HIPAA Compliant Email – You Decide Which Messages Need Encryption

November 16th, 2012

Customer feedback is extremely important to LuxSci and we have listened once again.  Customers faced with the need for HIPAA-compliant email now have the option to decide on a per-message basis which messages need encryption (e.g. contain Protected Health Information – PHI) and which do not.  Routine non-PHI-laden correspondence no longer needs to be encrypted and users no longer have to use separate users or profiles to send regular email messages.

The HIPAA Compliance vs Usability Conundrum

HIPAA requires that all electronic communications containing PHI (a.k.a ePHI) be secured during transmission.  Among the myriad of HIPAA requirements and recommendations, this is one of the more fundamental ones that applies to any kind of use of computers or the Internet in conjunction with medical information.

As your email provider and HIPAA Business Associate, LuxSci is required to ensure that all ePHI is protected.  Originally, we accomplished this by:

  • Ensuring that all email sent from any user in an account requiring compliance was encrypted, no matter what.

This protected LuxSci and our customers by making it impossible to accidentally send PHI without encryption.  We call this “Account-Wide Compliance” and it is still the most widely used type of HIPAA-compliant account at LuxSci.

Clearly, most organizations also need to send a lot of email that does not contain PHI and sending that “regular” email over secured channels is undesirable for many reasons.  To simplify the process, we introduced “Domain-Wide Compliance” in April of 2011. This worked by:

  • Ensuring that all email sent from any user in any domain that requires compliance in an account was encrypted. Email sent from users in other domains in the same account be sent as regular email.
  • Not requiring customers to obtain and manage separate accounts (one for HIPAA-compliant email on one domain like “info@secure.doctor.com” and one for regular email on another domain like “info@doctor.com”)

Domain-wide compliance permits customers to have one single account which is part compliant and part “regular”.  The customer is required to use only compliant users for ePHI — and it is up to the customer to ensure that s/he is using the secure users when needed (obviously LuxSci cannot monitor that) to ensure that the customer is operating in a compliant way.  This reflects the customer’s own responsibilities regarding the proper handling of PHI in all other circumstances.

Use of separate secure and insecure users does permit the customer to send PHI securely and to send regular email without PHI; however, it can be annoying and time consuming to require setup of 2 email accounts and switch between addresses (generally, with increased security comes decreased usability).  There is also a cost associated with duplicate addresses for these differing purposes.
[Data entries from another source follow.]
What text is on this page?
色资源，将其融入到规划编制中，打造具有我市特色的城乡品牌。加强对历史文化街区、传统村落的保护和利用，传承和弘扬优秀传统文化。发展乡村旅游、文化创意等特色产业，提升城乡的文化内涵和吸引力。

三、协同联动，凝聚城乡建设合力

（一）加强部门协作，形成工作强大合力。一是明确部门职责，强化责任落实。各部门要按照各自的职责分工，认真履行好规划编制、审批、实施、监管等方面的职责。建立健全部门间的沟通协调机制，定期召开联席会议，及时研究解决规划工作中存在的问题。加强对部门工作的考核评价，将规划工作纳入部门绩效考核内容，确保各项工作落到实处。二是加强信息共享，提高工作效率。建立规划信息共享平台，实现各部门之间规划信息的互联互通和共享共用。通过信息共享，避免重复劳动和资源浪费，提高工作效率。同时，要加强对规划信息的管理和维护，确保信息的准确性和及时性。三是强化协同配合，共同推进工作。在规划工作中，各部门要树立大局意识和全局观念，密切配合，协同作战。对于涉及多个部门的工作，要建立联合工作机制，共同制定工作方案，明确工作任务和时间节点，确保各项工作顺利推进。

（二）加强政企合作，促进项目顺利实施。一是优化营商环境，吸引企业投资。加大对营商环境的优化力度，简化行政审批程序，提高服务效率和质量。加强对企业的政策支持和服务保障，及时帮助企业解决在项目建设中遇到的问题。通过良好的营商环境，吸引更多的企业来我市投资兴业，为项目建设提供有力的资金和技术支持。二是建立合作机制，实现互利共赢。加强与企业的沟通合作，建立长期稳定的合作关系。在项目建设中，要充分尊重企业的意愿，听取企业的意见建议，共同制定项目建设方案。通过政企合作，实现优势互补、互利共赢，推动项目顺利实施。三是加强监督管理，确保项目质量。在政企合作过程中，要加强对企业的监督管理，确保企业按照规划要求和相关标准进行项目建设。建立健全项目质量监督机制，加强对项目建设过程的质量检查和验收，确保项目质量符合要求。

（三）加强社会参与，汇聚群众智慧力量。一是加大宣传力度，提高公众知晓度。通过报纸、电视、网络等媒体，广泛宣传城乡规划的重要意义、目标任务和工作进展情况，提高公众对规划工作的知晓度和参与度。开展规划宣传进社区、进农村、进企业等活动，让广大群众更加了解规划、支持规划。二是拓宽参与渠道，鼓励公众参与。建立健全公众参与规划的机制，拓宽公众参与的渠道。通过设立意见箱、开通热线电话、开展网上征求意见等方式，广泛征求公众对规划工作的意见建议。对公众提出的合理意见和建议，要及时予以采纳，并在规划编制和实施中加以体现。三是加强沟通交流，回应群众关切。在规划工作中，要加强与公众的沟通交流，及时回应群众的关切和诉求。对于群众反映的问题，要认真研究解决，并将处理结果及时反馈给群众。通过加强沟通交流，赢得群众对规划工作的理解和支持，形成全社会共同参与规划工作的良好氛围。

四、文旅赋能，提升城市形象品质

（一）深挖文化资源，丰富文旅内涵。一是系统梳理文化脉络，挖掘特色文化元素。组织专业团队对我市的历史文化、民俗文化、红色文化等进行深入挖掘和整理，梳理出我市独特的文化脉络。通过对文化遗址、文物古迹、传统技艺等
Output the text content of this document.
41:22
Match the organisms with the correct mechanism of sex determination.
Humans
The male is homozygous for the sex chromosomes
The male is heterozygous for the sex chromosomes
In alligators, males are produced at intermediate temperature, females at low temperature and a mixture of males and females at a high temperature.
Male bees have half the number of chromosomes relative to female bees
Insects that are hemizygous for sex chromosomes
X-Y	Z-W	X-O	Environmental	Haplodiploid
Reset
Customers have told us that they would ideally like to be able to choose on a per-message basis if encryption is needed — after all, who knows better than the customer which messages contain PHI and which do not? 

Now – you can!

You Decide if an Email Contains PHI!

The new feature of LuxSci SecureLine email encryption enables end users to decide on a message-by-messages basis in WebMail if encryption is needed.  If there is no PHI, the message can be sent without encryption.

How It Works

  1. If you decide the message does not contain PHI and you want it to be sent without SecureLine encryption, simply uncheck the “Encryption” check box in WebMail.
  2. When you press “Send”, you will get a confirmation dialog that will ask you to certify that the message does not contain any PHI and can be sent without encryption.
  1. If you press the button to certify that the message contains no PHI, the message will be sent as regular email and this “opting out” of encryption will be logged.

It’s up to the Account Administrator

Allowing end users to decide for themselves if encryption is needed is a risk for account administrators, as they must ensure that their end users are well trained and will make appropriate choices.
Allowing these end-user decisions is disabled by default in LuxSci.  It can be enabled on an account-wide or domain-wide basis; however, when an administrator in a HIPAA account enables this feature, the administrator must certify that s/he understands the implications and takes responsibility for the end users’ choices (and this is logged).
Administrators who do allow their users to be able to opt out of encryption do have some new tools on their side to help ensure and monitor compliance:
  • Reports: Records of all messages that users have chosen to send without SecureLine encryption are logged and those logs are kept for 10 years.  Administrators can login and access these reports at any time.  Note that only the user, message ID, date and time, recipients, and subject of the messages sent in this way are kept in the long term logs.
  • Auditor: Administrators can specify an “auditor” email address that will automatically be sent copies of all messages that users have chosen to send without SecureLine encryption.  In this way, user choices can be monitored in close to real time if needed and records can be kept of these email messages. (We require that all messages going to the auditors be sent over TLS for security).

Any new or existing account can enable this user encryption “opt out” feature by going to their Account-wide SecureLine or Domain-Wide Outbound SecureLine configuration pages and choosing the new “On – User can ‘opt-out’ of SecureLine when not needed.” method for “WebMail Encryption“.

What about SMTP?

The changes described above apply only to sending email from the LuxSci WebMail interface. We plan to release a similar feature available to SMTP users — e.g. users of Outlook (though our SecureLine Outlook Plugin) and possibly other email programs as well, before the end of the year.